Starting an Emergency Fund begins with setting a budget. Calculate your monthly income and expenses: How much money is coming in and how much is going out? A spreadsheet or a budget app can serve as the foundation for the calculation, enabling you to carefully track your spending. Few weeks in lockdown have taught us that we can live on fewer things.

Some of the essential expenses, are:

  • Household expenses
  • Lifestyle expenses
  • Health care (including insurance) premiums
  • Loan EMI servicing
  • Unavoidable Regular Expense (these are based on individual needs)

Let’s say it adds up to Rs. 50,000 per month. Assuming we want to build emergency fund for 1 year. Your target emergency fund will be Rs.6 lacs. This figure may look impossible to achieve as it looked to me when I started building my emergency Fund. Remember Rome was not built in a day.

Something is better than nothing. You can build up to it by investing smaller amounts on a regular basis, like every month. Have a savings timeline in mind, so you will know exact amount and in how many months you can build your emergency fund. Over time you’ll eventually meet your goal. The important thing is to make a start and be consistent.

Where to park your Emergency Fund?

Your piggy bank may be a good idea, but it’s not the prettiest place for your emergency fund. Few options to consider:

  • Recurring Deposit
  • Overnight/Liquid Funds (Mutual Funds)

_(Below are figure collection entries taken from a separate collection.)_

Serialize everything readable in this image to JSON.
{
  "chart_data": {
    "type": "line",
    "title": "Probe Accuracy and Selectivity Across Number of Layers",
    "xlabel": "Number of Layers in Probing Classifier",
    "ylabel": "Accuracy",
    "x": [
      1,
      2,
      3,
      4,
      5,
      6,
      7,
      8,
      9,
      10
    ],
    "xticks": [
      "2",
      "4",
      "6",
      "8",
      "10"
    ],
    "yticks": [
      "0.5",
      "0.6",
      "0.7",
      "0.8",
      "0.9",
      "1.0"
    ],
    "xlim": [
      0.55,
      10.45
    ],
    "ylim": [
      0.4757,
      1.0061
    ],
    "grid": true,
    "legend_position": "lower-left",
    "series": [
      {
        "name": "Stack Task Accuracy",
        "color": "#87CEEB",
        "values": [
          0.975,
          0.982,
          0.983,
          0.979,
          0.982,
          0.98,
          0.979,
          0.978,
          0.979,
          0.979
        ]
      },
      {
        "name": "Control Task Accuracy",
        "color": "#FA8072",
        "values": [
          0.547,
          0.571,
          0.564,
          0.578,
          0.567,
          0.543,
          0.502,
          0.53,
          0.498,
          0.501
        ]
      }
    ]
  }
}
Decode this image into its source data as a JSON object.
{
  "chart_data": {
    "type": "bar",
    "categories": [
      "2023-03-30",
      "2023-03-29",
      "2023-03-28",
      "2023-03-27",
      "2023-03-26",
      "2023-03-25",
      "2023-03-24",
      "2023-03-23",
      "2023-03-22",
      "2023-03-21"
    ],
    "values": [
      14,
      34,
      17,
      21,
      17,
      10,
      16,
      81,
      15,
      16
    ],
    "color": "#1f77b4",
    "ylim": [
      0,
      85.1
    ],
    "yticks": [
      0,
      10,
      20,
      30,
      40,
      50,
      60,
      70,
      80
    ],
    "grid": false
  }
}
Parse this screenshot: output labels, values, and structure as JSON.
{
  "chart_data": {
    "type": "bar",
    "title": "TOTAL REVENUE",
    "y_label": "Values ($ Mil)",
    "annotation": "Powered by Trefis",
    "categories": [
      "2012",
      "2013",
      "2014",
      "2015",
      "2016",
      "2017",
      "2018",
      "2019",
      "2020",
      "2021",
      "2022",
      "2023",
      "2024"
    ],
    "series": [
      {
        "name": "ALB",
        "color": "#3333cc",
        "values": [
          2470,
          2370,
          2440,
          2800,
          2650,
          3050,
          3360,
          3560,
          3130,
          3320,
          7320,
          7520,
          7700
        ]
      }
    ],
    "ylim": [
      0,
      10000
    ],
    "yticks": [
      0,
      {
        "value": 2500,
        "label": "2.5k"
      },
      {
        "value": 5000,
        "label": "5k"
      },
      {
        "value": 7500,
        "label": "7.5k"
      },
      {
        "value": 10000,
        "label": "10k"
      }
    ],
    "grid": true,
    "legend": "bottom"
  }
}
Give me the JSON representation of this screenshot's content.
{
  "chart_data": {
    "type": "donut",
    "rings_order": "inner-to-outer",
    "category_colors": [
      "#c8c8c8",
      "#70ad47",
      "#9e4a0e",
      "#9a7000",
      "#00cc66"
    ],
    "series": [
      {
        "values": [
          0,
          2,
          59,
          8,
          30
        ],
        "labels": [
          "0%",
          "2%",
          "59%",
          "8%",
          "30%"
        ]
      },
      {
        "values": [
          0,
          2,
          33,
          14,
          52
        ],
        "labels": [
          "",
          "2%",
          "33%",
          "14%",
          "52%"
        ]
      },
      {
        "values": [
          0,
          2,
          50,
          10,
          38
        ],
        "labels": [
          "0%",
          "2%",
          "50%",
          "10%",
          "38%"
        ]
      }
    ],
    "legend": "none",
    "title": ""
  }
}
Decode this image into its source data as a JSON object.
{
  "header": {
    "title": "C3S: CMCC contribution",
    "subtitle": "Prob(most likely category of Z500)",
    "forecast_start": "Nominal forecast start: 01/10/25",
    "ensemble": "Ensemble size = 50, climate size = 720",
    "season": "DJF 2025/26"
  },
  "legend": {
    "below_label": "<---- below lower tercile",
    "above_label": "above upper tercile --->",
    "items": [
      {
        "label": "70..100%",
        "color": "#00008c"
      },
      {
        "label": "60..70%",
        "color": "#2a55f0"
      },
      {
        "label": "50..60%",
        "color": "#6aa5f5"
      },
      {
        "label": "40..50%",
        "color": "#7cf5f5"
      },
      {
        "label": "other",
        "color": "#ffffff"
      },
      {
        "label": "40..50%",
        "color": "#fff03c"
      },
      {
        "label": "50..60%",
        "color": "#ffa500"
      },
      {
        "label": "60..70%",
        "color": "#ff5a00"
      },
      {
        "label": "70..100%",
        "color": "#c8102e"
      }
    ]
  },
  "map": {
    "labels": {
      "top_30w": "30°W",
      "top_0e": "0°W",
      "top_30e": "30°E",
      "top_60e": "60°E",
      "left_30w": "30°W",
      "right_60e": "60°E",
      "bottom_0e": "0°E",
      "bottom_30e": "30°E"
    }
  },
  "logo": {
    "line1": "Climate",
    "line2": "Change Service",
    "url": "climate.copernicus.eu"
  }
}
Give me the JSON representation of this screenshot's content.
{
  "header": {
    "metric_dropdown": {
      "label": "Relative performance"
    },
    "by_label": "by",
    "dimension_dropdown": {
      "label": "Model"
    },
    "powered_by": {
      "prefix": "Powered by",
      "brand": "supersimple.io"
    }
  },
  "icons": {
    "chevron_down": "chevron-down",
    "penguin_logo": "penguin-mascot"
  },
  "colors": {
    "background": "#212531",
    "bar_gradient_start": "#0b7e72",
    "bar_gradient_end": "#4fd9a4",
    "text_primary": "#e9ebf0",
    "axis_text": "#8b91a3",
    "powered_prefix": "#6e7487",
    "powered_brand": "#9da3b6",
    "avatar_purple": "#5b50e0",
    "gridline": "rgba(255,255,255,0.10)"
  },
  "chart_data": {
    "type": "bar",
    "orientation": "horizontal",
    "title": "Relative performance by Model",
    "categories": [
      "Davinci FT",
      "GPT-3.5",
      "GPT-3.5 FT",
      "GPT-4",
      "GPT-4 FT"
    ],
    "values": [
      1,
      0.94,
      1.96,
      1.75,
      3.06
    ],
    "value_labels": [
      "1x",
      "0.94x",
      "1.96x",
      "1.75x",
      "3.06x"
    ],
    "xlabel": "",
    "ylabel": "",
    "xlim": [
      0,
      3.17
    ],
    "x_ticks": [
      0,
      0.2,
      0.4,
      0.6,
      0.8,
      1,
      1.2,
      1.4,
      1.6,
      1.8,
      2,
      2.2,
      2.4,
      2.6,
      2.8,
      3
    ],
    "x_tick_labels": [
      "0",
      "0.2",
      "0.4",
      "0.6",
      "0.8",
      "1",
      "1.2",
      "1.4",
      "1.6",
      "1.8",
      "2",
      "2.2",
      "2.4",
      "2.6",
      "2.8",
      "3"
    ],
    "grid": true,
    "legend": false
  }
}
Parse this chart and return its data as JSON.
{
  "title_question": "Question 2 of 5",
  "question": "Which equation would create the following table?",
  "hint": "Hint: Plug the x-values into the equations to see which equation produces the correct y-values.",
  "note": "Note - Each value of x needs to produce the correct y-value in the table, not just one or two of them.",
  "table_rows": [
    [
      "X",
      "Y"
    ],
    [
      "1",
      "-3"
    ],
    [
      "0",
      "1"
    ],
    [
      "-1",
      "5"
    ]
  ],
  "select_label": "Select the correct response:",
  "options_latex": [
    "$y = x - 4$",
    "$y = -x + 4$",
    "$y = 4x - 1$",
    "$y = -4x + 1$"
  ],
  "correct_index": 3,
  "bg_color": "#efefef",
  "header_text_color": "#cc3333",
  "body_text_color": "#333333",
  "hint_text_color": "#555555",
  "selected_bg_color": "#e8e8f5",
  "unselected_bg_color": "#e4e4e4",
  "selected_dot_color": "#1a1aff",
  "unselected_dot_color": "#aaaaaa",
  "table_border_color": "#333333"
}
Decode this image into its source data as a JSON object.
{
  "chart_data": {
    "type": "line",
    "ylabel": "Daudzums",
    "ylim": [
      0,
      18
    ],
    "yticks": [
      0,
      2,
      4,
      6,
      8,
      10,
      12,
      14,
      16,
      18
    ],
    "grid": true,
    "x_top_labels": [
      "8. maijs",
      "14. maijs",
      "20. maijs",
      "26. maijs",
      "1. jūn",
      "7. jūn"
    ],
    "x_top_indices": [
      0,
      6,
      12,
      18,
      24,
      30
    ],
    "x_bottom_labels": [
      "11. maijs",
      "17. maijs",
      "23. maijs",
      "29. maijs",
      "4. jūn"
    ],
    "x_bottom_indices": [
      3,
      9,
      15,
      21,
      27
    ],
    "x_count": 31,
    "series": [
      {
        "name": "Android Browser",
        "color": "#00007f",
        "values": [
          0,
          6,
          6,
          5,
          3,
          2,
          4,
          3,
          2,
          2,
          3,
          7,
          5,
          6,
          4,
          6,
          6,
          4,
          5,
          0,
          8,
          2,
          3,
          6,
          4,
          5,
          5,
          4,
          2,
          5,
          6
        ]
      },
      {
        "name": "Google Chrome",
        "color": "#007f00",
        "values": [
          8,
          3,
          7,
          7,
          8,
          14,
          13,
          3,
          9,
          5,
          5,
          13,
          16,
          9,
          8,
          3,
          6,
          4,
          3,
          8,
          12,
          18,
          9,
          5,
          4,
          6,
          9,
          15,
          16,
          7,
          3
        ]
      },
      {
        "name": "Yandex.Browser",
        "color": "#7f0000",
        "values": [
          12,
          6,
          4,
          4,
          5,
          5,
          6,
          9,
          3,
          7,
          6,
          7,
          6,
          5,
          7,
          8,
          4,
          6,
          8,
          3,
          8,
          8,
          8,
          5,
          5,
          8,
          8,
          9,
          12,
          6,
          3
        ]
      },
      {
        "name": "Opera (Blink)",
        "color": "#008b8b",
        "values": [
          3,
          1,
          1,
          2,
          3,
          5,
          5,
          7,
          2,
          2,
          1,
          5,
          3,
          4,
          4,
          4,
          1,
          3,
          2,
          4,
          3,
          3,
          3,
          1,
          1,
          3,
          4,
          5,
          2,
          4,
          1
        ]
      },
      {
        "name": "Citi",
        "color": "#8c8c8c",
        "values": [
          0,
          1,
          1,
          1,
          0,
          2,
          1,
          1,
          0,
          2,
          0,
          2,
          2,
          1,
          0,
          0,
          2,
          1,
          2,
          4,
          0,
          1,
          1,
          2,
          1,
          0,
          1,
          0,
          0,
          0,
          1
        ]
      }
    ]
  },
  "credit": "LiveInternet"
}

Whichever option you choose for your emergency fund, ensure that it doesn’t get intermingled with savings for retirement or other plans, and should be free of any withdrawal penalties or procedures that would delay your receipt of the money or diminish the amount you’ll get back.

The Bottom Line

An emergency fund can be a lifeline when you confront unexpected circumstances, like present Covid 19 allowing you to have a place to live, put food on the table, pay utility bills and keep pace with credit card and loan payments. Establishing an emergency fund can be one of the best gifts you can give your future self. And it can be simple to do, as long as you put together a budget, watch your spending and stick to your savings goal.